In the image above, the horizontal axis is used to locate the objects, placing them in the way they are being clustered. In turn, the vertical axis shows the distance index. As you can tell, the first cluster \(\textsf{ac}\) is has a distance of 1. The cluster \(\textsf{be}\) has a distance of 2, and so on and so forth.

32.3 Example: Complete Linkage

In complete linkage, we look at the pair of objects that are farthest apart.

We start again with the set of \(n=5\) objects, and the matrix of squared Euclidean distances:

Figure 32.11: Five objects and their distances

The first step is the same as in single linkage, that is, we look for the pair of points with the closest distance which we is the pair \((\textsf{a}, \textsf{c})\). We now treat this pair as a single point, and recompute distances:

Figure 32.12: The two closest objects

We have now four objects: a cluster \(\textsf{ac}\), and three individuals \(\textsf{b}\), \(\textsf{d}\), and \(\textsf{e}\).
We know that the distance between \(\textsf{b}\) and \(\textsf{d}\) is 25. Also, the distance between \(\textsf{b}\) and \(\textsf{e}\) is 2. But what about the distance between cluster \(\textsf{ac}\) and \(\textsf{b}\)? How do we determine the distance between a cluster and a point?

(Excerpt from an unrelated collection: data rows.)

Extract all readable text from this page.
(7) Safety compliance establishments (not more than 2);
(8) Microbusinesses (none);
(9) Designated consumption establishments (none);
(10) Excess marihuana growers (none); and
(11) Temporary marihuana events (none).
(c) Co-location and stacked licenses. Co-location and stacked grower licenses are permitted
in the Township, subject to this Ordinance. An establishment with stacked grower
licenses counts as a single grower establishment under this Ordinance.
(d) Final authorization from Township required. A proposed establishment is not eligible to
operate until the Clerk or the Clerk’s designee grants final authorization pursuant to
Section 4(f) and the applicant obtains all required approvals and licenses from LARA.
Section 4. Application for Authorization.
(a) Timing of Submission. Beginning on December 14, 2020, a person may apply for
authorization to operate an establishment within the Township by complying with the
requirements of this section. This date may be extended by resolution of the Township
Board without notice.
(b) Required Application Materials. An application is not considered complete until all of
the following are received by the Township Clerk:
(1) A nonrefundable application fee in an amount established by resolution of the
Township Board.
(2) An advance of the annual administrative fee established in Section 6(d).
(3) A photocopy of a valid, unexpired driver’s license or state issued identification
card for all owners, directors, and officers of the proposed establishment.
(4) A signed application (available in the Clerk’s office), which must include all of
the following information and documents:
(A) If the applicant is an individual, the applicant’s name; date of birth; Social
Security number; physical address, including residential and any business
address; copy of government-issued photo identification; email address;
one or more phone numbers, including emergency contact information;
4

Figure 32.13: Distance between a cluster and other objects?

In complete linkage we define the distance between the cluster \((\textsf{ac})\) and individual \(\textsf{b}\) to be:

\[ d^2(\textsf{ac}, \textsf{b}) = max \{ d^2(\textsf{a},\textsf{b}), \hspace{2mm} d^2(\textsf{c},\textsf{b}) \} \]

For example, in our toy dataset we have:

\(d^2(\textsf{ac}, \textsf{b}) = \max\{16, 17\} = 17\)
\(d^2(\textsf{ac}, \textsf{d}) = \max\{9, 4\} = 9\)
\(d^2(\textsf{ac}, \textsf{e}) = \max\{10, 9\} = 10\)

Figure 32.14: Aggregation Criteria in Complete Linkage

Once we have the distances, we look for the next pair of objects that are closest to each other. In this case, those objects are \(\textsf{b}\) and \(\textsf{e}\).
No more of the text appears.